Тринкет идет между людей, скользит взглядом и вежливо улыбается. Она устала. И это начало сказываться на восприятии. Девушка перестала понимать часть слов, не улавливала оттенки интонаций, очень скоро разговоры других для неё станут раздражающим шумом.
Гений посмотрел на наручные часы. Почти одиннадцать. Можно уезжать. Свой вклад в развитие медицины он сделал еще вчера, а сегодня только дал отчет остальным мародерам. Мужчина смеётся над очередной не смешной шуткой, и Эффи с трудом сдерживает гнев.
Ты разрушил мой мир.
Ты продолжаешь его разрушать даже сейчас. И я хочу остановить всё это.
– Что ж, – он протянул руку одному из приспешников. – Хорошо.
Его “хорошо” означало для Капитолия что-то очень плохое. И Тринкет не отводила взгляда от окна, наблюдая, как родной город отдаляется от неё.
– Как ты?
Она поджала губы. А затем обратила к нему лицо:
– Что вы планируете делать дальше?
– Дальше? – глухо переспросил ученый, глядя в камин. Она даже не успела удивиться, что он вообще прореагировал на вопрос.
– Я имею в виду… То, что происходит. Что дальше? У вас есть план на будущее? Куда мы сейчас, Логан?
И замерла, затаив дыхание. Чувствуя, как страх ползёт по позвоночнику, опуская сердце до самых пяток.

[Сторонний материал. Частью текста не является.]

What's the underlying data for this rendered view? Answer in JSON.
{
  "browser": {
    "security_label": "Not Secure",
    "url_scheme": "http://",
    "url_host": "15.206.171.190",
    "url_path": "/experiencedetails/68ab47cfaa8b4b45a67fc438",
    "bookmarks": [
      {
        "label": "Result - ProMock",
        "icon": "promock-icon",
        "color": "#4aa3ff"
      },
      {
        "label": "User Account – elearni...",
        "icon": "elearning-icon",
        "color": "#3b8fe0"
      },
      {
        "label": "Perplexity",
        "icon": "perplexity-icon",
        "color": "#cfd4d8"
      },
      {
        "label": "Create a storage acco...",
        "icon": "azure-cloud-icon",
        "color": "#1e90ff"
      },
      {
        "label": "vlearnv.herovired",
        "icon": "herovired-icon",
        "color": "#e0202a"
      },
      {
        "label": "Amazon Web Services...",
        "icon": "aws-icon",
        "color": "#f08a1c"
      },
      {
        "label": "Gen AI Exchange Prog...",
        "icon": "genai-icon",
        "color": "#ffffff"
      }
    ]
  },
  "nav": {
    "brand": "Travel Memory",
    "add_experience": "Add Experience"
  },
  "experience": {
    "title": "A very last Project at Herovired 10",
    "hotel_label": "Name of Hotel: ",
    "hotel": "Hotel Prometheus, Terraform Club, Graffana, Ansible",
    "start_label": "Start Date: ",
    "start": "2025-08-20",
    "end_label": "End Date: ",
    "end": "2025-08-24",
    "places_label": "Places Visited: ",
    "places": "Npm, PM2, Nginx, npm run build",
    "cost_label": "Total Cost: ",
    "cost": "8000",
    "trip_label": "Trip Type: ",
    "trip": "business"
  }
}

Взгляд тёмных глаз на долгое мгновение вернулся к её лицу. Последующая за тем усмешка снова разожгла злость.
– Вот ты о чём. Шпионишь для Хэвенсби?
Эффи снова пожала плечами, не отводя бокал от губ, словно прячась за ним. Тщательно скрывая ужас за опущенными ресницами.
Как же, это же ты подстроил его убийство.

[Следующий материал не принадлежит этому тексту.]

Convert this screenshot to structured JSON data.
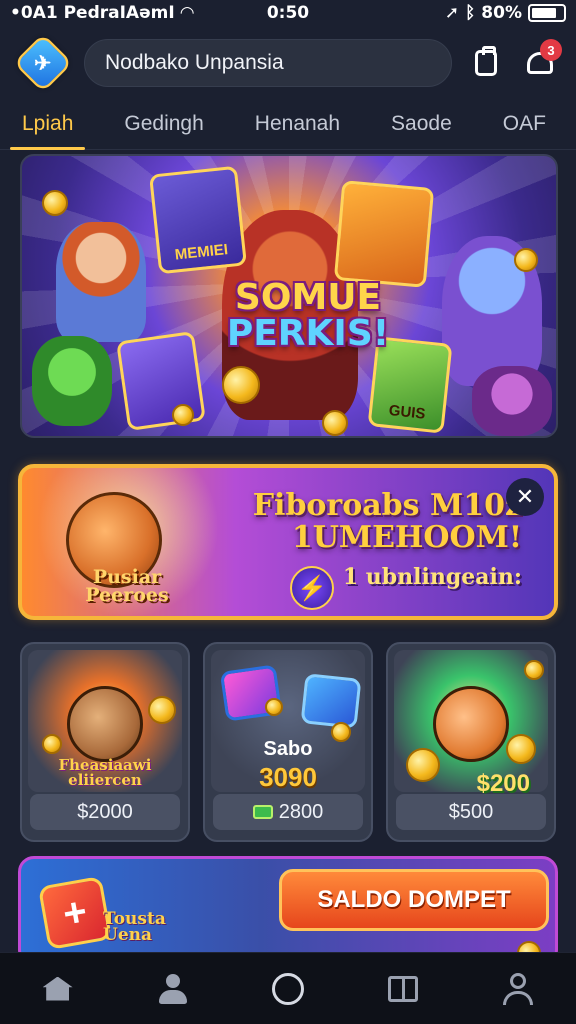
{
  "status_bar": {
    "carrier": "•0A1 PedraІAəmI",
    "time": "0:50",
    "battery": "80%",
    "icons": [
      "wifi-icon",
      "location-icon",
      "bluetooth-icon",
      "battery-icon"
    ]
  },
  "header": {
    "search_value": "Nodbako Unpansia",
    "notification_count": "3",
    "icons": [
      "app-logo-icon",
      "wallet-icon",
      "notification-icon"
    ]
  },
  "tabs": [
    {
      "label": "Lpiah",
      "active": true
    },
    {
      "label": "Gedingh",
      "active": false
    },
    {
      "label": "Henanah",
      "active": false
    },
    {
      "label": "Saode",
      "active": false
    },
    {
      "label": "OAF",
      "active": false
    }
  ],
  "hero": {
    "title_line1": "SOMUE",
    "title_line2": "PERKIS!",
    "card_left_label": "MEMIEI",
    "card_right_label": "GUIS"
  },
  "promo": {
    "title_line1": "Fiboroabs M10z",
    "title_line2": "1UMEHOOM!",
    "subtitle": "1 ubnlingeain:",
    "pet_label_line1": "Pusiar",
    "pet_label_line2": "Peeroes",
    "close_symbol": "✕",
    "bolt_symbol": "⚡"
  },
  "offers": [
    {
      "caption_line1": "Fheasiaawi",
      "caption_line2": "eliiercen",
      "price": "$2000"
    },
    {
      "title": "Sabo",
      "value": "3090",
      "price": "2800"
    },
    {
      "art_amount": "$200",
      "price": "$500"
    }
  ],
  "wallet_banner": {
    "button_label": "SALDO DOMPET",
    "tile_symbol": "+",
    "label_line1": "Tousta",
    "label_line2": "Uena"
  },
  "bottom_nav": [
    {
      "name": "home",
      "icon": "home-icon"
    },
    {
      "name": "profile",
      "icon": "person-icon"
    },
    {
      "name": "center",
      "icon": "circle-icon"
    },
    {
      "name": "book",
      "icon": "book-icon"
    },
    {
      "name": "account",
      "icon": "user-outline-icon"
    }
  ],
  "colors": {
    "accent": "#ffc94a",
    "background": "#1b2030",
    "button_orange": "#e6461c"
  }
}
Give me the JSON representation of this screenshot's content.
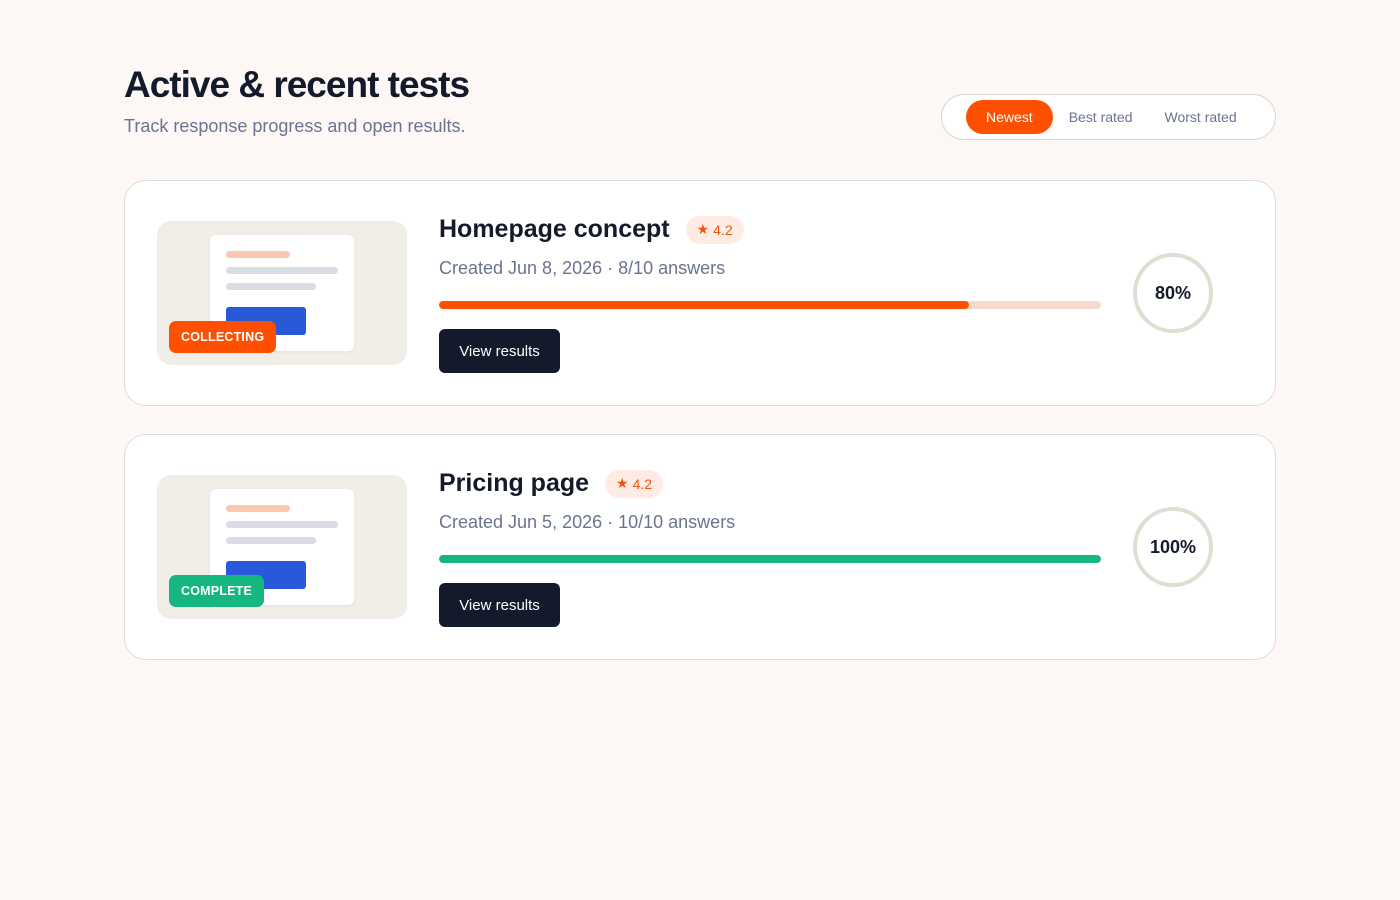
{
  "header": {
    "title": "Active & recent tests",
    "subtitle": "Track response progress and open results."
  },
  "sort": {
    "options": [
      "Newest",
      "Best rated",
      "Worst rated"
    ],
    "selected": "Newest"
  },
  "colors": {
    "accent": "#ff4f00",
    "collecting": "#ff4f00",
    "complete": "#16b67f",
    "dark": "#131a2b"
  },
  "tests": [
    {
      "title": "Homepage concept",
      "rating": "4.2",
      "meta": "Created Jun 8, 2026 · 8/10 answers",
      "status": "COLLECTING",
      "status_color": "#ff4f00",
      "progress": 0.8,
      "progress_color": "#ff4f00",
      "percent_label": "80%",
      "button_label": "View results",
      "rating_icon": "star-icon"
    },
    {
      "title": "Pricing page",
      "rating": "4.2",
      "meta": "Created Jun 5, 2026 · 10/10 answers",
      "status": "COMPLETE",
      "status_color": "#16b67f",
      "progress": 1.0,
      "progress_color": "#16b67f",
      "percent_label": "100%",
      "button_label": "View results",
      "rating_icon": "star-icon"
    }
  ]
}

– Сейчас мы направляемся в Тринадцатый. А дальше что-нибудь придумаем, – он сделал паузу, а когда понял, что ответа не будет, добавил: – Это зависит не только от меня, Эффи.

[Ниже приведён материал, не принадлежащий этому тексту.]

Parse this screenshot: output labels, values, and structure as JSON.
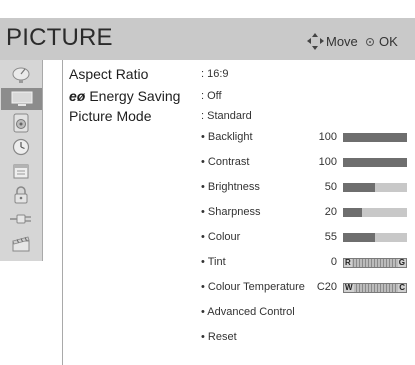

– Правда? – удивлённо-раздражительный возглас вырвался внезапно, и она прикусила язык, когда поймала на себе несколько взглядов.
– Да, – его перебил собственный тяжёлый вздох. – Мой брат хочет покинуть Панем. Как ты на это смотришь?
***
Эбернети сливается с бетонными плитами и мокрым асфальтом, становясь всё меньше и меньше. По крайней мере, он так себя чувствует.
Он не готов общаться с живыми людьми, но раз за разом на него кидаются со всех сторон нервные капитолийцы, и ему приходится огрызаться и плеваться ядовитыми словами, чтобы поумерить их пыл.
Он перекручен, выпотрошен. Чёртова рыба без любимого океана.
Хеймитч, опускаясь на пол, достает сигарету, первую за сегодняшний день, чему была бы необычайно рада его невыносимая капитолийка, знай она об этом. Ее нотации по поводу всей этой дряни уже поднадоели, поэтому его желание бросить эту пагубную привычку скорее не ради себя, а ради того, чтобы не слушать распыляющиеся речи блондинки каждый день. Хотя он ловит себя на мысли, что сейчас ему необходимо поговорить с ней. Поскандалить, поорать на неё. За то, что уехала, его не предупредив, за то, что творит какую-то херню, за то, что тут происходит.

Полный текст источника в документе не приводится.